SynapseEdge Defense

Schema Learning Lifecycle

How Synapse infers per-endpoint JSON schemas from live traffic — and why training is deferred until after the body-phase WAF verdict. Microsecond validation. No manifests. Poison-resistant baselines.

~5μs
Learn Per Request
~3μs
Validate Per Request
1.5×
Length Tolerance
LRU
Schema Eviction
Request Path — Validate Now, Train Later
STAGE 01
Parse & Template
JSON body parsed. Path normalized to an endpoint template (e.g. /api/users/:id).
OBSERVE
STAGE 02
Validate Against Schema
Existing schema (if any) checks field types, patterns, lengths, bounds. Emits ValidationResult.
INFER
STAGE 03
Body-Phase WAF
Rules consume the validation result via schema_violation match kind alongside DLP & SQLi checks.
WAF
STAGE 04
Verdict Gate
Allow or block. Training payload stashed in pending_learn remains untouched until this gate passes.
GATE
STAGE 05
Train If Allowed
On allow: consume pending_learn, update field types & bounds. On block: drop it — baseline untouched.
APPLY
→ ALLOW PATH
SCHEMA_LEARNER.learn_from_request(template, body) fires. The sample increments the endpoint's baseline.
→ BLOCK PATH
pending_learn is dropped without consumption. Attack payloads never enter the baseline.
What the Learner Captures
Field Types
PRIMITIVE CLASSIFICATION
string · number · boolean
null · object · array
mixed (ambiguity flag)
Promotes to mixed on divergence
Value Patterns
SEMANTIC INFERENCE
UUID · email · ISO date
URL · IP · hex digest
regex-detected formats
Via profiler::patterns::detect_pattern
Length & Value Bounds
NUMERIC CONSTRAINTS
min / max string length
min / max numeric value
tolerance multiplier applied
Default tolerance: 1.5× learned max
Sample Count
TRAINING MATURITY
Per-endpoint sample counter
min_samples_for_validation
Silent until matured
Prevents false positives while learning
Nested Structure
OBJECT TREES
Recursive field maps
Array element schemas
Depth-limited traversal
max_nesting_depth guards memory
Endpoint Identity
TEMPLATE KEY
Keyed by normalized path
LRU eviction past max_schemas
DashMap thread-safe
Generation queue for O(1) eviction
Example — POST /api/users
OBSERVED REQUEST BODY
{
  "id": "3f1a9c7e-2b4d",
  "email": "[email protected]",
  "age": 34,
  "verified": true,
  "joined": "2026-04-12"
}
INFERRED FIELD SCHEMA
// endpoint: /api/users · samples: 42
id       → uuid    (len 36)
email    → email   (len ≤ 48)
age      → number  (0–120)
verified → boolean
joined   → iso-date
Downstream Consumers of the Schema
WAF · schema_violation
BODY-PHASE RULE KIND
Rules match on total_score via compare_threshold (gte/gt/eq/lte/lt).
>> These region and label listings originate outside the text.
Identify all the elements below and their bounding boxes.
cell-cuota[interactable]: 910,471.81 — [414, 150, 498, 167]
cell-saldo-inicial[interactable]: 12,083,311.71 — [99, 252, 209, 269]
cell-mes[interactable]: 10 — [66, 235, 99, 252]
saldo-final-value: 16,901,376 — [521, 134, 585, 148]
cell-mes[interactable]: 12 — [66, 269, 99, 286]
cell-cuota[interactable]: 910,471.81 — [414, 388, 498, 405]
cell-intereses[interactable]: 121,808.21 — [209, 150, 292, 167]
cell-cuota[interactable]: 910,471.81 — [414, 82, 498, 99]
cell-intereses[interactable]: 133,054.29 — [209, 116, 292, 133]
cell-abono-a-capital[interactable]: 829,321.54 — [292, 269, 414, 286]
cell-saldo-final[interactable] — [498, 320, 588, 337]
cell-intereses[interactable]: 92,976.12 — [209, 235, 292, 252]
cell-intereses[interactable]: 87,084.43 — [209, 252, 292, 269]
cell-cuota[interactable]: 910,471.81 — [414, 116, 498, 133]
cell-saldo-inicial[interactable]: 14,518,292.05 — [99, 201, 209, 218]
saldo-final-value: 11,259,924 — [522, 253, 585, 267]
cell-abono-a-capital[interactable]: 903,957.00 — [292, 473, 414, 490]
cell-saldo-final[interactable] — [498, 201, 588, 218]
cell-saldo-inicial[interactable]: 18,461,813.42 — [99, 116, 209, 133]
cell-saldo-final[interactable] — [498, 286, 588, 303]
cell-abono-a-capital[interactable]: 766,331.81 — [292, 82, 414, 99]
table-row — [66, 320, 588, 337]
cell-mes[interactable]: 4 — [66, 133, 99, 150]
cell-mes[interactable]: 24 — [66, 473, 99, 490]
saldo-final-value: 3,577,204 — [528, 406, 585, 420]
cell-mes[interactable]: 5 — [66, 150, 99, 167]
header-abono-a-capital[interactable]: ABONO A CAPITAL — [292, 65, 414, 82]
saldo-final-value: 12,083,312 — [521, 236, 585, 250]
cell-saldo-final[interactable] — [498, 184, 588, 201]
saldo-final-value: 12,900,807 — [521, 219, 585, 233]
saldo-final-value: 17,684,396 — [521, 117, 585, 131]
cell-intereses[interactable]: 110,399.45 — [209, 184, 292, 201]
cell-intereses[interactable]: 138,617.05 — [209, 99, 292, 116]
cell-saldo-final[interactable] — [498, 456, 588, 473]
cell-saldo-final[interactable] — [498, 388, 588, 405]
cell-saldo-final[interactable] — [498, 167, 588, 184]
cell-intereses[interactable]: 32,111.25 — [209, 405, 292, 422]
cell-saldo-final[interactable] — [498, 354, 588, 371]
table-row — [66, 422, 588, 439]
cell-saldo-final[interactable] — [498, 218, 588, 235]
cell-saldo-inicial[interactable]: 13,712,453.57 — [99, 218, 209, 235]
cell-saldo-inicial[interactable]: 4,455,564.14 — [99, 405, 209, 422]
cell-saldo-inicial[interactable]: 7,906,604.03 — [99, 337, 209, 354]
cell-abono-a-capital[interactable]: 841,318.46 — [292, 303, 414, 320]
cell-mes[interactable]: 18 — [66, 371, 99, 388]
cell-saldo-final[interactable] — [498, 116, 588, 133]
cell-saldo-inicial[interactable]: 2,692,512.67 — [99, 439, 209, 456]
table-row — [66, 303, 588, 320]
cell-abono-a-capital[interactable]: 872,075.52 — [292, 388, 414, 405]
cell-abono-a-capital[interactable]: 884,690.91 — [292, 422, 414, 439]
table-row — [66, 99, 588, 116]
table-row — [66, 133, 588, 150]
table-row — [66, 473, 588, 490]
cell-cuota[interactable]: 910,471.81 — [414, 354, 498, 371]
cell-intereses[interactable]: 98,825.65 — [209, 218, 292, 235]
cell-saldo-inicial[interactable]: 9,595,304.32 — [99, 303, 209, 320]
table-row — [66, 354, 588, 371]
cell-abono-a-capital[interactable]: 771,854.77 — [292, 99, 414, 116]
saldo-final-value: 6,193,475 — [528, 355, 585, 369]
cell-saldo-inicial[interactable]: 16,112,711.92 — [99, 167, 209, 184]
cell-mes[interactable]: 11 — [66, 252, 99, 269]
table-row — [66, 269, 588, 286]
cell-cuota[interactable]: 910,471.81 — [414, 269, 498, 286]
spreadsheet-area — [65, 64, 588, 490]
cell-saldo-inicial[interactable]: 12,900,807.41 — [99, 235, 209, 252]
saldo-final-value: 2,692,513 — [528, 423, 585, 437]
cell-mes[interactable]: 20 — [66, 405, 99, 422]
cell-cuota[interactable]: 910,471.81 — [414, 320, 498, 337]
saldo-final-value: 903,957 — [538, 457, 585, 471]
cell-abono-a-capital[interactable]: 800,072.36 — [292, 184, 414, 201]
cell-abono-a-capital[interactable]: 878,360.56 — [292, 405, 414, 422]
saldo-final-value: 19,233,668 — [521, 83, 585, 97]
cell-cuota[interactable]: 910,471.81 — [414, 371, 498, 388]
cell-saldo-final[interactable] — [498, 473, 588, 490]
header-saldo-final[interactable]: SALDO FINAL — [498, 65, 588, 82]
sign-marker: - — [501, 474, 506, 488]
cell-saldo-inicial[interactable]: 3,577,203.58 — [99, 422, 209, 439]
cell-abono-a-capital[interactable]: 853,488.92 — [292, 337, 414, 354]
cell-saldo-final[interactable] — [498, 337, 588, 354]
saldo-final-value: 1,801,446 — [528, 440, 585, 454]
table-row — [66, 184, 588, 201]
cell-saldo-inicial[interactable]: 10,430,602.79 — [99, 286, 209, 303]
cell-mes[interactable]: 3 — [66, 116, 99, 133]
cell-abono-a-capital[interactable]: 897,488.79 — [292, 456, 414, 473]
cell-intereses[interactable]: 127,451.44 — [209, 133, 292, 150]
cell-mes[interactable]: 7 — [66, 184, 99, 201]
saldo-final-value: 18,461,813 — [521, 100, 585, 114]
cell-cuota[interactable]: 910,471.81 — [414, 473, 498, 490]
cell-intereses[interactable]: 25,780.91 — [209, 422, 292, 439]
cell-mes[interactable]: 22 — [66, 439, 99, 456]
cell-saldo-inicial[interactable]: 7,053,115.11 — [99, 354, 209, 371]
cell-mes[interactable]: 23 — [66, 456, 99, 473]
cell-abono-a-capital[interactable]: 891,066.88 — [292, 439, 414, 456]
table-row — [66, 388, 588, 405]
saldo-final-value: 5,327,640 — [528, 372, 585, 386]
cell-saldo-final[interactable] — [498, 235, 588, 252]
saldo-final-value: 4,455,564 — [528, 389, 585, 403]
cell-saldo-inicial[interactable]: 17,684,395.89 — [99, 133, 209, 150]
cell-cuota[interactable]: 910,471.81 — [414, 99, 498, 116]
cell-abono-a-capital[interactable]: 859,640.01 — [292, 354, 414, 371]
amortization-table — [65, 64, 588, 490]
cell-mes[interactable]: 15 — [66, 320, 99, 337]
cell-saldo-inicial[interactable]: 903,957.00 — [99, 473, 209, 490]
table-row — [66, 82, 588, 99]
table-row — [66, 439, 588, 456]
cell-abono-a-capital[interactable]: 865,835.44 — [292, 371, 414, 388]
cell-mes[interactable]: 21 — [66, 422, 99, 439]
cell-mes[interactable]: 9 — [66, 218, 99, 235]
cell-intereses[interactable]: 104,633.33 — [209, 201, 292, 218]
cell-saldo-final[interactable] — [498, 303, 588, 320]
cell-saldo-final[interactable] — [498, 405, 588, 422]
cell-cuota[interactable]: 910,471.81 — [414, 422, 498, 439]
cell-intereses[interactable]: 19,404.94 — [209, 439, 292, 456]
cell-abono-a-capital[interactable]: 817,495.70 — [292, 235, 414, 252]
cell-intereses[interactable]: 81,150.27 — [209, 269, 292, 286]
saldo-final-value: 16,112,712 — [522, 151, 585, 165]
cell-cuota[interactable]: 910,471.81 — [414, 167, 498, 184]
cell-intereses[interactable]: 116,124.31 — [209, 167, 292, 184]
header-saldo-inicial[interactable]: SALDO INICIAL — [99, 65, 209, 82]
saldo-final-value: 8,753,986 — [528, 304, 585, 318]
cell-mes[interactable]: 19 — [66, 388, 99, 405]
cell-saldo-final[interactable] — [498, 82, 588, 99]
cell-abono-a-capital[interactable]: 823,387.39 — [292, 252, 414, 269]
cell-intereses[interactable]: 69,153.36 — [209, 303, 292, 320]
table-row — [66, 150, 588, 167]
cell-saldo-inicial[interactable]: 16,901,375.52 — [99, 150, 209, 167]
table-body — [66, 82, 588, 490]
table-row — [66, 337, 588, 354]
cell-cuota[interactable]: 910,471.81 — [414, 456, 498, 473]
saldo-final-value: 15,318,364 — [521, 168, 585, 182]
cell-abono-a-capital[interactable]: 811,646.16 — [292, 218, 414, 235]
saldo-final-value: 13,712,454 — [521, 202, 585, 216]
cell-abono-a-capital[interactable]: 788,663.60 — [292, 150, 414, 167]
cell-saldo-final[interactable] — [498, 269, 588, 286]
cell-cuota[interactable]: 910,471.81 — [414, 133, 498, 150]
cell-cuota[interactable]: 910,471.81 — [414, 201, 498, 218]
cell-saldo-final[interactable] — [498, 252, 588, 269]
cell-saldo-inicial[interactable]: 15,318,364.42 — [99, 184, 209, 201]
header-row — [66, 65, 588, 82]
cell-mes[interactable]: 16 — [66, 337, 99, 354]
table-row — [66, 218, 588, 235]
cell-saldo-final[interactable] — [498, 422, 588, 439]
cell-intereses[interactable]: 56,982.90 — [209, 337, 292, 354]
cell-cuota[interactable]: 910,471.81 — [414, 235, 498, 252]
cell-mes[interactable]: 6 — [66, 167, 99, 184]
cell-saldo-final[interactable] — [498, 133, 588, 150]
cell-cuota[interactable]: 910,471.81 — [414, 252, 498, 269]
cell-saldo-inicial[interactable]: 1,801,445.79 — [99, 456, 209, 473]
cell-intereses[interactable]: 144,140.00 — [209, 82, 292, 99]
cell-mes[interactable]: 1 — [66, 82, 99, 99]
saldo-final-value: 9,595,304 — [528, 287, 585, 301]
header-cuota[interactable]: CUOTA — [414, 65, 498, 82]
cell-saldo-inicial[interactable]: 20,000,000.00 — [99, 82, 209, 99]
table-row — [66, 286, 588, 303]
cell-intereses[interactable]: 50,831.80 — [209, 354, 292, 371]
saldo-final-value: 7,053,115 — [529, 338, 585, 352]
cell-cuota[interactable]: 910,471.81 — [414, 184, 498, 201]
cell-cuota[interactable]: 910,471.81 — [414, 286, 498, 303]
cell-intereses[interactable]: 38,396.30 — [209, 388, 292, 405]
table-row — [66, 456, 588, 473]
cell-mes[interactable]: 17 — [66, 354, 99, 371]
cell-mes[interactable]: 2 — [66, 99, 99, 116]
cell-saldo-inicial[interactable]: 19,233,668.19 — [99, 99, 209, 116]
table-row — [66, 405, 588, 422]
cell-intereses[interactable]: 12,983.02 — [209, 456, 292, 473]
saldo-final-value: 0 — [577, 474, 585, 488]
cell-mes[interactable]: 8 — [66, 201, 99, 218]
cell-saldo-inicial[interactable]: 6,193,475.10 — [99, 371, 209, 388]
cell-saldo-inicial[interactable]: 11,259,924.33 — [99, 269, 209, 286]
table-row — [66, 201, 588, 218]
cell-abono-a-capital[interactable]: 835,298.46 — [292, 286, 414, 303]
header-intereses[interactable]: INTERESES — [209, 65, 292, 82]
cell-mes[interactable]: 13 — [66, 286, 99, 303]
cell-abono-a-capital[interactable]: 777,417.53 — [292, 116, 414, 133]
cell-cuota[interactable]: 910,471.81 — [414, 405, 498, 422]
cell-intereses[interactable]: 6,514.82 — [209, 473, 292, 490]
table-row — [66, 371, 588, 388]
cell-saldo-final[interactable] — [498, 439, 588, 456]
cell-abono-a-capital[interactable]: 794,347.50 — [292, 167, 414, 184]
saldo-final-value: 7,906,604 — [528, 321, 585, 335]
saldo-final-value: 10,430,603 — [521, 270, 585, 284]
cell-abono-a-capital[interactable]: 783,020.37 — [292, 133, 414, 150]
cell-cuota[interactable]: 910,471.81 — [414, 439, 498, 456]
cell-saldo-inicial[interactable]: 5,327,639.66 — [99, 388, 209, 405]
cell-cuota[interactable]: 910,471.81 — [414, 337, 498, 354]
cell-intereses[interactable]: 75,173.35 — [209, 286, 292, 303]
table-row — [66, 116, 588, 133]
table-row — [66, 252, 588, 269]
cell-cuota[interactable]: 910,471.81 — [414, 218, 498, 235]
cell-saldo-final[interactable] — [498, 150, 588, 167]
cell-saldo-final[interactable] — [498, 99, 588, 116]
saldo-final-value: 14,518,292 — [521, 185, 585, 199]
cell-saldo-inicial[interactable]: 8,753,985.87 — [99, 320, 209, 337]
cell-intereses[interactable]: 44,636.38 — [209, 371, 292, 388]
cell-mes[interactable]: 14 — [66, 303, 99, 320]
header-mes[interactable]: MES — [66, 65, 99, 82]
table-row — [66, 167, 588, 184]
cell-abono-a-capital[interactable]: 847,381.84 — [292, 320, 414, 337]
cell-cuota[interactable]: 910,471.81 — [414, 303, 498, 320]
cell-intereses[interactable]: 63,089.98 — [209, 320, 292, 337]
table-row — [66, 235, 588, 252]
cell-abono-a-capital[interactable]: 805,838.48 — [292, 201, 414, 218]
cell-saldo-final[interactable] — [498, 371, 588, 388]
Evaluated synchronously in the body phase — same pass that produces the verdict.
DLP Scanner
POST-VERDICT HAND-OFF
Learned field patterns inform which fields are candidates for PII / secret scanning. Runs after the WAF verdict on allowed bodies.
Anomaly Detection
STRUCTURAL DRIFT
Unexpected fields, missing required fields, and type promotions to mixed surface as anomalies — feeding risk scores and Horizon telemetry.
Anti-poisoning guarantee
The body-phase WAF runs before the learner trains. If a request is blocked — SQLi, schema violation, DLP hit — its payload is dropped without entering the baseline. Attackers cannot teach Synapse to trust the shape of an attack, even under sustained traffic. Schemas stay clean.